Do You Screen Your Surgical Patients for Psychological Comorbidities?
Mental health comorbidities are a predictor of readmission and revision after spine surgery, but few surgeons perform psychological screenings for prospective patients.
When a patient gets spine surgery, often there’s more at play than the spinal condition that needs treatment. Most patients who need surgery on their spines carry psychological comorbidities into the operating room—and the recovery room.
More than half of patients with adult spinal deformities (ASDs) have at least one psychological diagnosis, and about half of those have two or more. Research suggests that psychological comorbidities are linked to poorer outcomes from spinal surgery.
A large-scale (n=6,020) 2018 study published in SPINE found that psychological comorbidities were a significant predictor of hospital readmission, postop complications and revision surgery after thoracolumbar fusion. A smaller, earlier study, also published in SPINE, suggests that higher scores on mental health screening predicted less back pain and better function after fusion surgery.

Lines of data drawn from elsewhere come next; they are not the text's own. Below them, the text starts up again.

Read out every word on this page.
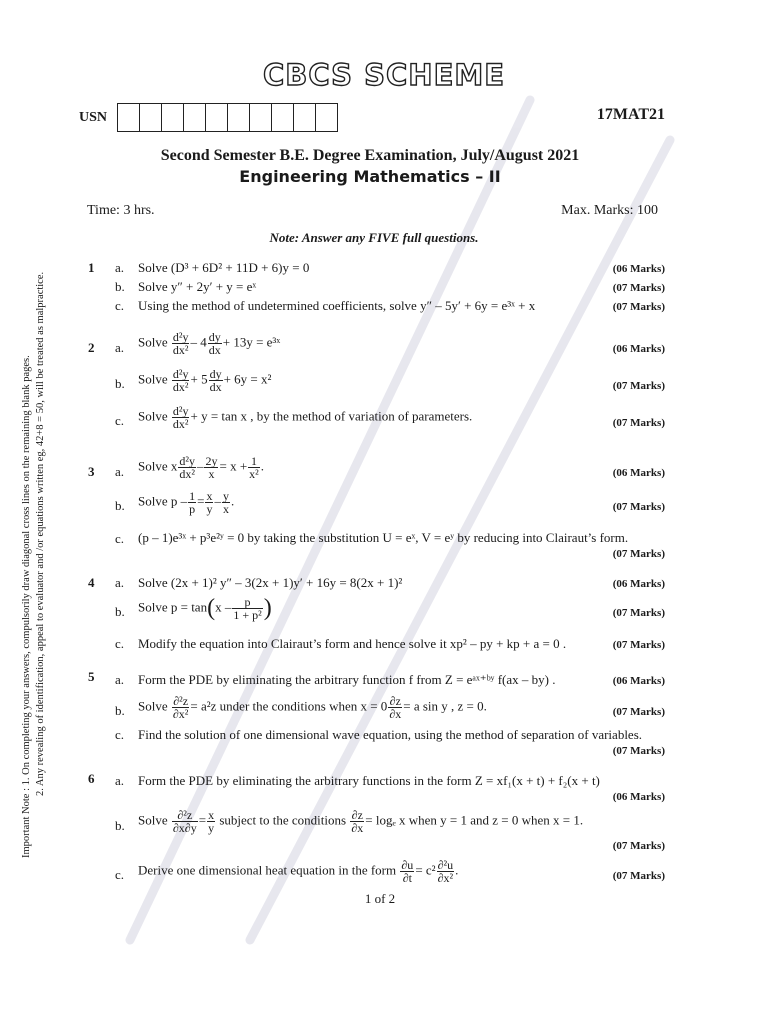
CBCS SCHEME
USN	17MAT21
Second Semester B.E. Degree Examination, July/August 2021
Engineering Mathematics – II
Time: 3 hrs.	Max. Marks: 100
Note: Answer any FIVE full questions.
Important Note : 1. On completing your answers, compulsorily draw diagonal cross lines on the remaining blank pages. 2. Any revealing of identification, appeal to evaluator and /or equations written eg, 42+8 = 50, will be treated as malpractice.
1 a. Solve (D³ + 6D² + 11D + 6)y = 0	(06 Marks)
b. Solve y″ + 2y′ + y = eˣ	(07 Marks)
c. Using the method of undetermined coefficients, solve y″ – 5y′ + 6y = e³ˣ + x	(07 Marks)
2 a. Solve $\frac{\text{d²y}}{\text{dx²}} - 4 \frac{dy}{dx} + 13y$ = e³ˣ	(06 Marks)
b. Solve $\frac{\text{d²y}}{\text{dx²}} + 5 \frac{dy}{dx} + 6y = x^2$	(07 Marks)
c. Solve $\frac{\text{d²y}}{\text{dx²}} + y = \tan x$ , by the method of variation of parameters.	(07 Marks)
3 a. Solve x $\frac{\text{d²y}}{\text{dx²}} - \frac{2y}{x} = x + \frac{1}{\text{x²}}$ .	(06 Marks)
b. Solve $p - \frac{1}{p} = \frac{x}{y} - \frac{y}{x}$ .	(07 Marks)
c. (p – 1)e³ˣ + p³e²ʸ = 0 by taking the substitution U = eˣ, V = eʸ by reducing into Clairaut’s form.
(07 Marks)
4 a. Solve (2x + 1)² y″ – 3(2x + 1)y′ + 16y = 8(2x + 1)²	(06 Marks)
b. Solve $p = \tan(x - \frac{p}{\text{1 + p²}}$ )	(07 Marks)
c. Modify the equation into Clairaut’s form and hence solve it xp² – py + kp + a = 0 .	(07 Marks)
5 a. Form the PDE by eliminating the arbitrary function f from Z = eᵃˣ⁺ᵇʸ f(ax – by) .	(06 Marks)
b. Solve $\frac{\text{∂²z}}{\text{∂x²}} = a^2z$ under the conditions when $x = 0 \frac{\partial z}{\partial x} = a$ sin y , z = 0.	(07 Marks)
c. Find the solution of one dimensional wave equation, using the method of separation of variables.
(07 Marks)
6 a. Form the PDE by eliminating the arbitrary functions in the form Z = xf₁(x + t) + f₂(x + t)
(06 Marks)
b. Solve $\frac{\text{∂²z}}{\partial x\partial y} = \frac{x}{y}$ subject to the conditions $\frac{\partial z}{\partial x} = \log_e$ x when y = 1 and z = 0 when x = 1.
(07 Marks)
c. Derive one dimensional heat equation in the form $\frac{\partial u}{\partial t} = c^2 \frac{\text{∂²u}}{\text{∂x²}}$ .	(07 Marks)
1 of 2
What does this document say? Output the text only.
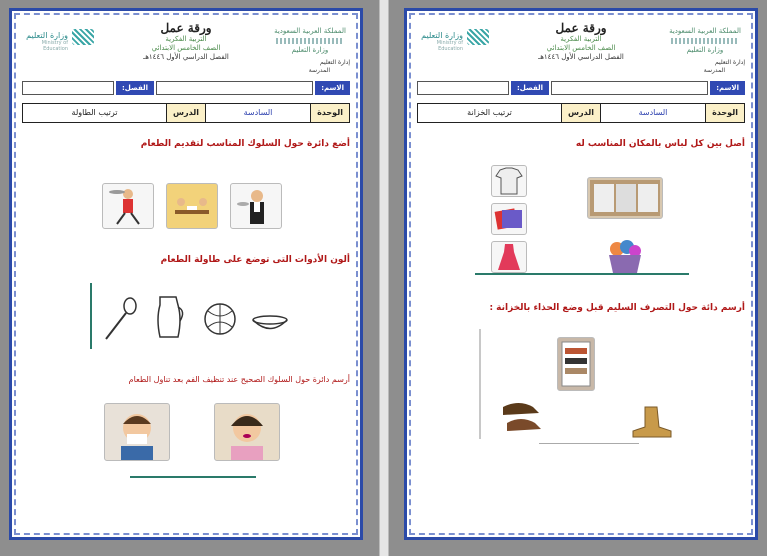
المملكة العربية السعودية
وزارة التعليم
ورقة عمل
التربية الفكرية
الصف الخامس الابتدائي
الفصل الدراسي الأول ١٤٤٦هـ
وزارة التعليم
Ministry of Education
إدارة التعليم
المدرسة
الاسم:
الفصل:
الوحدة
السادسة
الدرس
ترتيب الطاولة
أضع دائرة حول السلوك المناسب لتقديم الطعام
ألون الأدوات التى توضع على طاولة الطعام
أرسم دائرة حول السلوك الصحيح عند تنظيف الفم بعد تناول الطعام
المملكة العربية السعودية
وزارة التعليم
ورقة عمل
التربية الفكرية
الصف الخامس الابتدائي
الفصل الدراسي الأول ١٤٤٦هـ
وزارة التعليم
Ministry of Education
إدارة التعليم
المدرسة
الاسم:
الفصل:
الوحدة
السادسة
الدرس
ترتيب الخزانة
أصل بين كل لباس بالمكان المناسب له
أرسم دائة حول التصرف السليم قبل وضع الحذاء بالخزانة :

You want your patients to have realistic, healthy expectations as well as surgeries that help them function better and with less pain. Mental health is a big component in both, but few spine surgeons aside from the most experienced providers implement presurgical mental health screening. In fact, only a little more than a third of spine surgeon participants in a 2014 study published in Journal of Spinal Disorders and Technique used one.
Furthermore, there is no standardized presurgical psychological screening process or test for spine surgery. One institution has attempted to develop one. Its results have been published in February 2020 in Spine Deformity, the Scoliosis Research Society’s journal.
Color Codes
Researchers from the Neuroscience Institute at the Virginia Mason Medical Center in Seattle have developed a color-coded psychological health chart for preoperative spine surgery mental health screening. The chart goes, in order of most psychological wellness to least:
- Green
- Green-minus
- Yellow
- Yellow-minus
- Orange
- Red
It assesses 18 criteria, including:
- Depression
- Anxiety
- Alcohol, opioid or other substance abuse
- Emotional and social support
- Physical or architectural barriers
- Expectations for surgery
- Results from other cognitive screening assessments
…and more. The Red code is reserved for patients exhibiting psychosis or homicidal or suicidal ideation.
Is Presurgical Mental Health Screening Viable?
This study included 129 patients of the Virginia Mason Medical Center. In this study population, more than four out of five patients had at least one psychological comorbidity. Only 17% had a support plan in place, realistic expectations about their surgery and no history of mental illness.
A color-coded mental health assessment such as that which appears in the Spine Deformity article can be a convenient shorthand for spine surgeons to assess their patients’ mental state. Patients scoring low on the assessment can be referred out to psychological treatment pre-surgery, or extra steps can be taken to ensure positive recovery outcomes.